American comics writer

Shaun Simon is an American comics writer. He is from Clifton, New Jersey. He wrote The True Lives of the Fabulous Killjoys with Gerard Way, lead vocalist of My Chemical Romance, for Dark Horse Comics as well as writing Neverboy, also for Dark Horse. He also wrote Collapser with Mikey Way for DC Comics and The Umbrella Academy spinoff prequel series based on Klaus Hargreeves titled You Look Like Death.

==Career==
Shaun Simon is the former keyboardist for the New Jersey band Pencey Prep, which he founded with Frank Iero and John "hambone" McGuire. Following the band's break-up in 2002, he accompanied Iero’s band My Chemical Romance on tour. It was while on tour that many of the ideas for Killjoys comic book took shape. At the 2012 New York Comic Con, it was announced that a first look at the series would be released on 2013's Free Comic Book Day. The series was drawn by artist Becky Cloonan and edited by Sierra Hahn. In 2015, Simon wrote Neverboy, published by Dark Horse Comics.

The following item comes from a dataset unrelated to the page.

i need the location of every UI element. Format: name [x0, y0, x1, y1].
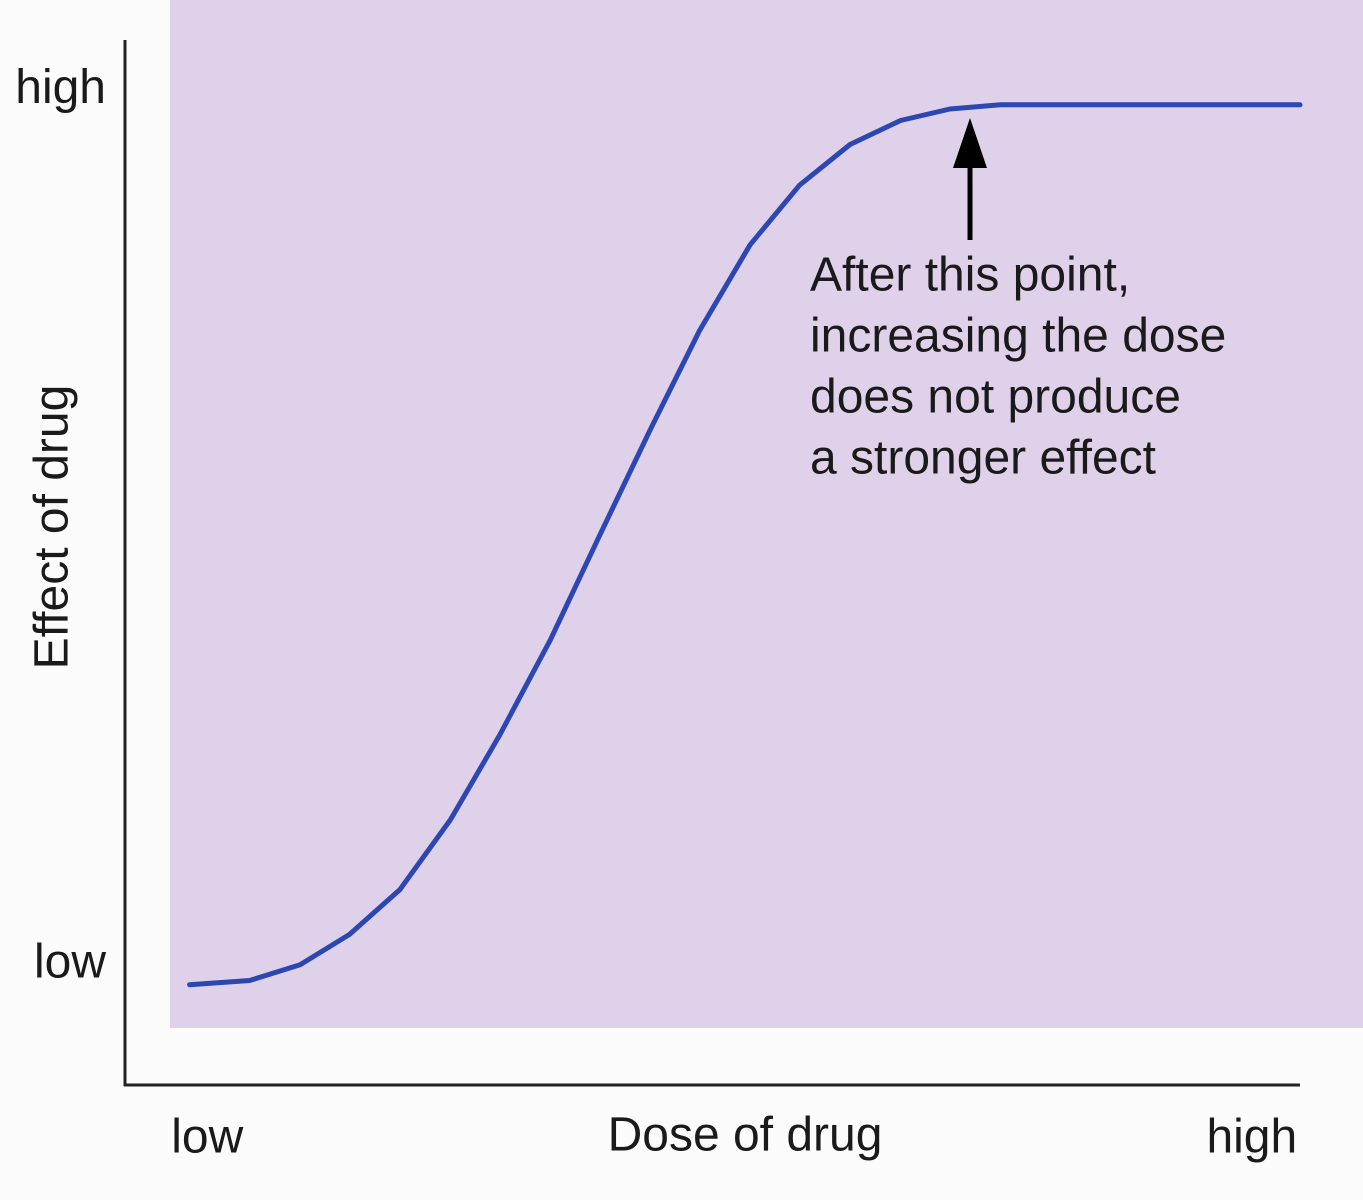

His next comic, Art Ops, ran from 2015 to 2016 under DC Comics' Vertigo imprint. He then wrote Wizard Beach for Boom! Studios and co-wrote Collapser with Mikey Way under the DC imprint Young Animal. In 2020, he co-wrote You Look Like Death: Tales From The Umbrella Academy and The True Lives of the Fabulous Killjoys: National Anthem with Gerard Way.

Simon has also worked outside the comics medium and was the winner of the Predators and Editors readers poll for his flash fiction story "Snowman".